Ekonomi
Orhan Ökmen/SESMİR: Dövize endeksli tahvil çıkartarak, teşvik ve destek paketleriyle enflasyonla mücadele edilemez
Faiz politikası belirlenirken, iç borç kurgusunda yapılmış olan yanlışlığın model dışı bırakılması, çok daha vahim bir yanlışlık olmuştur. Kamu iç…
- Faiz politikası belirlenirken, iç borç kurgusunda yapılmış olan yanlışlığın model dışı bırakılması, çok daha vahim bir yanlışlık olmuştur. Kamu iç borçlanma yapısının döviz ve enflasyona endekslenerek kurgulanmış olduğu realitesi dikkate alınmayıp politika faiz oranlarının inatla indirilmesi, döviz kurlarının ve genel fiyat düzeyinin artmasına ve iç borç faiz yükünün anaparayı aşmasına bizzat politika yapıcıları sebep olmuştur.
- Dövize endeksli tahvil çıkartarak enflasyonla mücadele edilemeyeceği gibi, teşvik ve destek paketleri açıklamayla da enflasyonla mücadele edilemez. Döviz kurlarının artışını dizginlemek için en etkili yol olan faiz artırımından kaçınarak KKM uygulamasıyla oyalanan politika yapıcıları, şimdi de enflasyona endeksli tahvil çıkartmayı planlamayla oyalanmaktadır. Döviz, faiz, enflasyon, bütçe, ödemeler dengesi, mali ve para politikasında devam eden bozulmalara rağmen politika yapıcıların kısa-orta-uzun vade perspektifli planlamaları bulunmamaktadır. Makro ihtiyatı tedbir olarak getirilen KKM ve enflasyona endeksli tahvil gibi uygulamaları orta ve uzun vadede ekonomiyi daha fazla tahrip edecek mekanizmalardır.
- Kamunun çıkaracağı enflasyona endeksli süper tahviller, bankalar açısından dışlanma (crowding out) etkisi yapacak ve finansal sistemi epeyce hırpalayacaktır.
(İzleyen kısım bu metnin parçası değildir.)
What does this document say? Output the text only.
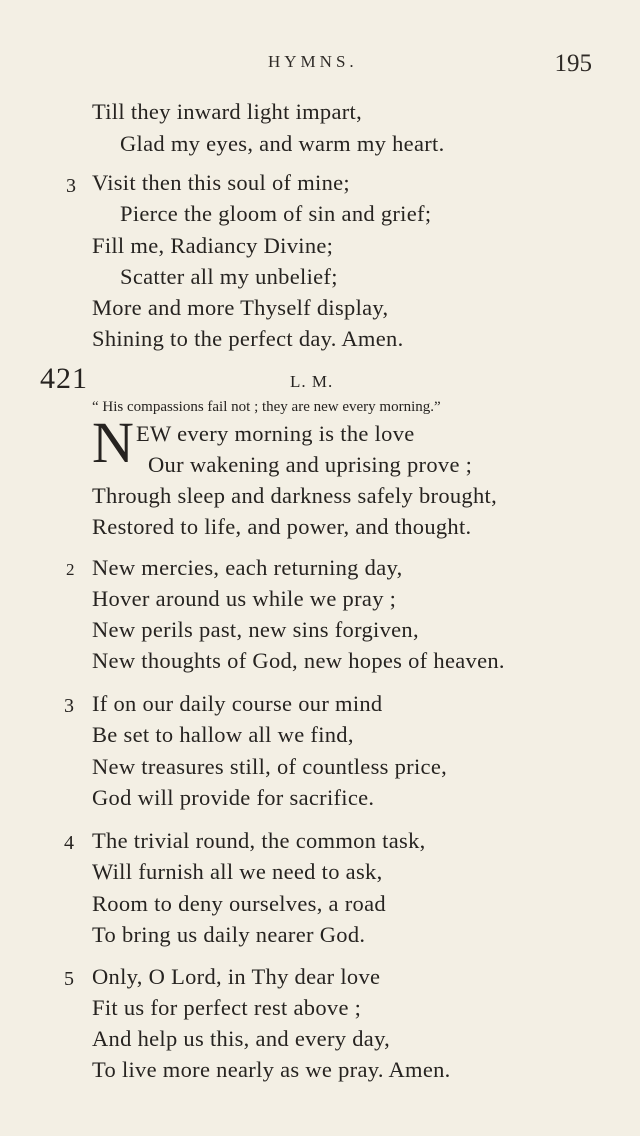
HYMNS.	195
Till they inward light impart,
Glad my eyes, and warm my heart.
3 Visit then this soul of mine;
Pierce the gloom of sin and grief;
Fill me, Radiancy Divine;
Scatter all my unbelief;
More and more Thyself display,
Shining to the perfect day. Amen.
421	L. M.
“ His compassions fail not ; they are new every morning.”
N EW every morning is the love
Our wakening and uprising prove ;
Through sleep and darkness safely brought,
Restored to life, and power, and thought.
2 New mercies, each returning day,
Hover around us while we pray ;
New perils past, new sins forgiven,
New thoughts of God, new hopes of heaven.
3 If on our daily course our mind
Be set to hallow all we find,
New treasures still, of countless price,
God will provide for sacrifice.
4 The trivial round, the common task,
Will furnish all we need to ask,
Room to deny ourselves, a road
To bring us daily nearer God.
5 Only, O Lord, in Thy dear love
Fit us for perfect rest above ;
And help us this, and every day,
To live more nearly as we pray. Amen.
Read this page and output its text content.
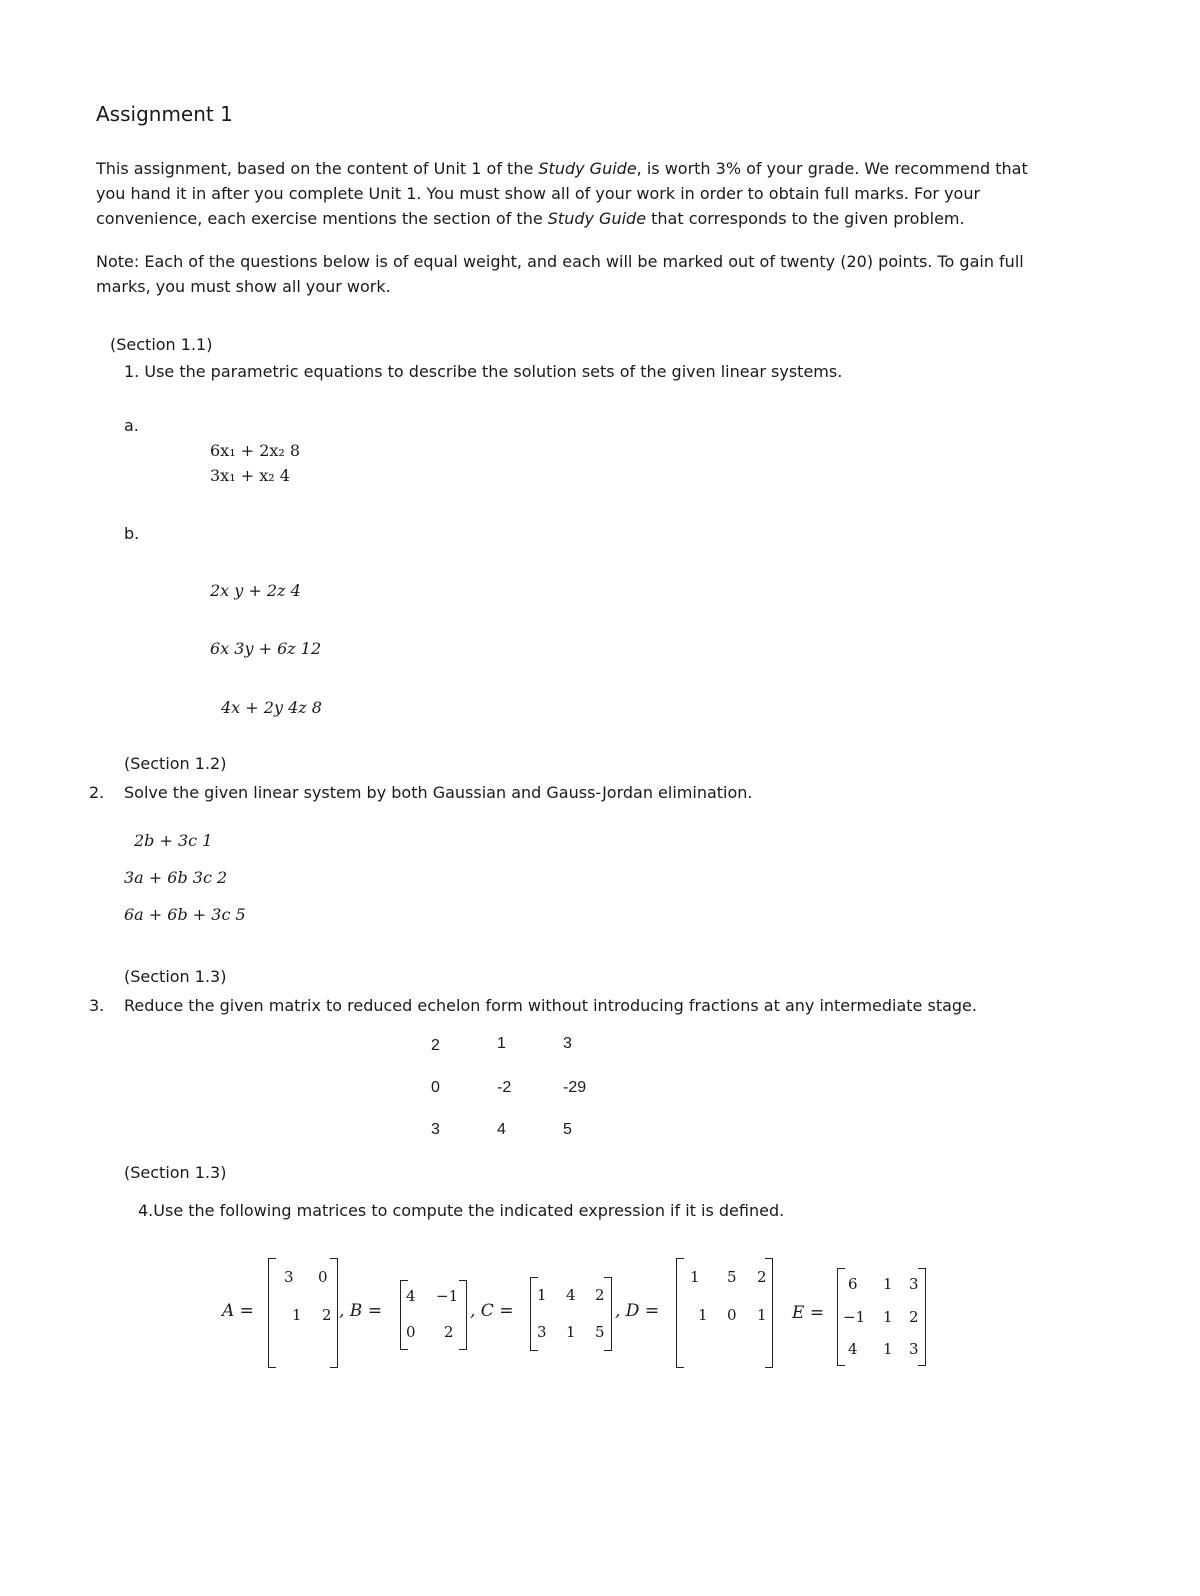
Assignment 1
This assignment, based on the content of Unit 1 of the Study Guide, is worth 3% of your grade. We recommend that you hand it in after you complete Unit 1. You must show all of your work in order to obtain full marks. For your convenience, each exercise mentions the section of the Study Guide that corresponds to the given problem.
Note: Each of the questions below is of equal weight, and each will be marked out of twenty (20) points. To gain full marks, you must show all your work.
(Section 1.1)
1. Use the parametric equations to describe the solution sets of the given linear systems.
a.
6x₁ + 2x₂ 8
3x₁ + x₂ 4
b.
2x y + 2z 4
6x 3y + 6z 12
4x + 2y 4z 8
(Section 1.2)
2. Solve the given linear system by both Gaussian and Gauss-Jordan elimination.
2b + 3c 1
3a + 6b 3c 2
6a + 6b + 3c 5
(Section 1.3)
3. Reduce the given matrix to reduced echelon form without introducing fractions at any intermediate stage.
2	1	3
0	-2	-29
3	4	5
(Section 1.3)
4.Use the following matrices to compute the indicated expression if it is defined.
A =
3 0
1 2 , B =
4 −1
0 2
, C =
1 4 2
3 1 5
, D =
1 5 2
1 0 1 E =
6 1 3
−1 1 2
4 1 3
Negatif faiz problemi sonlandırılmadan KKM ve enflasyona endeksli borçlanma araçları gibi uygulamalar sadece birkaç aylık süreler için reel gelir kayıplarındaki hissiyatı öteleyecek ancak çözmeyip nihayetinde sorunu daha da büyütecektir. Özellikle kamunun çıkaracağı enflasyona endeksli tahviller bankalar açısından crowding out etkisi yapacak ve finansal sistemi hırpalayacaktır. Merkez bankasının bankacılık sistemini düşük faizden fonlamaya devam etmesi bu crowding out etkisini bertaraf edemeyecektir.
- Enflasyonun maliyeti tüm toplumla paylaşılmalı, sadece korunmasız geniş yığınların üzerinde bırakılmamalıdır. Ortaya çıkan yoksullaşma etkisi herkes tarafından eşit oranda paylaşılmalıdır. Bazı kesimlerin enflasyon yükünü sahip oldukları ayrıcalıklı konumları gereği diğerlerine aktarması önlenmelidir.
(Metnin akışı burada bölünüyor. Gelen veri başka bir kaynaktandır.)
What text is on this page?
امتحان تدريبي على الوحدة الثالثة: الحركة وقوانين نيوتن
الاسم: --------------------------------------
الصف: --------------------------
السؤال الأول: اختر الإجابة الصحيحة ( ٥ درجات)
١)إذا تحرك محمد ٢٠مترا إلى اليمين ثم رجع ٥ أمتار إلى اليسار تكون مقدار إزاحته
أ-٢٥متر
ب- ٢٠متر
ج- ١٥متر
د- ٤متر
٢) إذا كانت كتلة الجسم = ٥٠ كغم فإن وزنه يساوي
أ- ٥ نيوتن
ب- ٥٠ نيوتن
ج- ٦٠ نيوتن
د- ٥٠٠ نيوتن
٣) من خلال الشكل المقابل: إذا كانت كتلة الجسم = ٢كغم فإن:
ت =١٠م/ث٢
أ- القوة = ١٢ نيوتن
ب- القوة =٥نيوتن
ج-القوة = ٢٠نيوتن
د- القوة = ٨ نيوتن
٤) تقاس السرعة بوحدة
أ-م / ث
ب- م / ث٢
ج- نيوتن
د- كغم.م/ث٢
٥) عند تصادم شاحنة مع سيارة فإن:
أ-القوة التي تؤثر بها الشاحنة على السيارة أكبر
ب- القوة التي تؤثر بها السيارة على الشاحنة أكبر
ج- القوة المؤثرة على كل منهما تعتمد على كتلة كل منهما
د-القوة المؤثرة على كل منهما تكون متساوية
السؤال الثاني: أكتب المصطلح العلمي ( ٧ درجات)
- Altı ay için öngörülen bütçe harcamalarının, KKM yükünün de etkisiyle sadece dört ayda tüketilmiş olması, gelecek için biçilen vizyonun içeriğini şimdiden boşaltmış ve yok etmiştir. 2021 yılının tamamı için geçerli olan harcamalar 2022 yılının ilk dört ayında harcanmıştır.
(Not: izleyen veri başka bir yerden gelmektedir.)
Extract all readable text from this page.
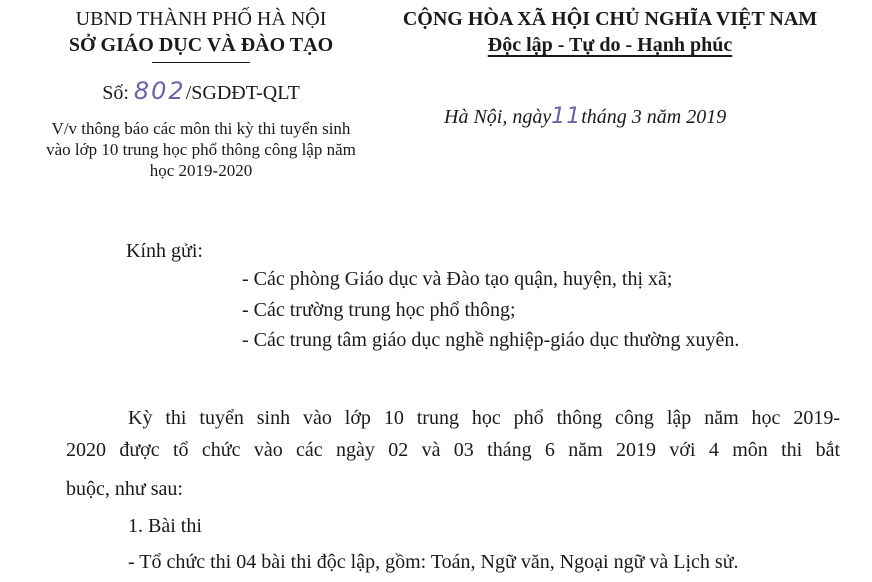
UBND THÀNH PHỐ HÀ NỘI
SỞ GIÁO DỤC VÀ ĐÀO TẠO
CỘNG HÒA XÃ HỘI CHỦ NGHĨA VIỆT NAM
Độc lập - Tự do - Hạnh phúc
Số: 802/SGDĐT-QLT
V/v thông báo các môn thi kỳ thi tuyển sinh vào lớp 10 trung học phổ thông công lập năm học 2019-2020
Hà Nội, ngày11tháng 3 năm 2019
Kính gửi:
- Các phòng Giáo dục và Đào tạo quận, huyện, thị xã;
- Các trường trung học phổ thông;
- Các trung tâm giáo dục nghề nghiệp-giáo dục thường xuyên.
Kỳ thi tuyển sinh vào lớp 10 trung học phổ thông công lập năm học 2019-
2020 được tổ chức vào các ngày 02 và 03 tháng 6 năm 2019 với 4 môn thi bắt
buộc, như sau:
1. Bài thi
- Tổ chức thi 04 bài thi độc lập, gồm: Toán, Ngữ văn, Ngoại ngữ và Lịch sử.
- Yılın geri kalanında bütçe açıklarının kar topu hızıyla büyüyeceği, Türk Lirasını daha fazla değersizleştireceği, enflasyonu daha fazla artıracağı ve hayat pahalılığını daha da katılaştıracağı kuvvetle muhtemeldir. Zamlar, OTV artışları ve Merkez Bankası’ndan aktarılan gelirlere rağmen hızlanan bütçe açıklarının yılın geri kalanında kar topu hızıyla büyüyeceği, TL’nin daha fazla değersizleşeceği ve enflasyonu daha fazla artıracağı herkes tarafından beklenen yüksek olasılıktır. Ayrıca dahilde elde edilen KDV gelirlerinde son aylarda yaşanan düşüş eğilimi de bütçe açıklarını gelecek dönemlerde daha da artmasına katkı sunacaktır.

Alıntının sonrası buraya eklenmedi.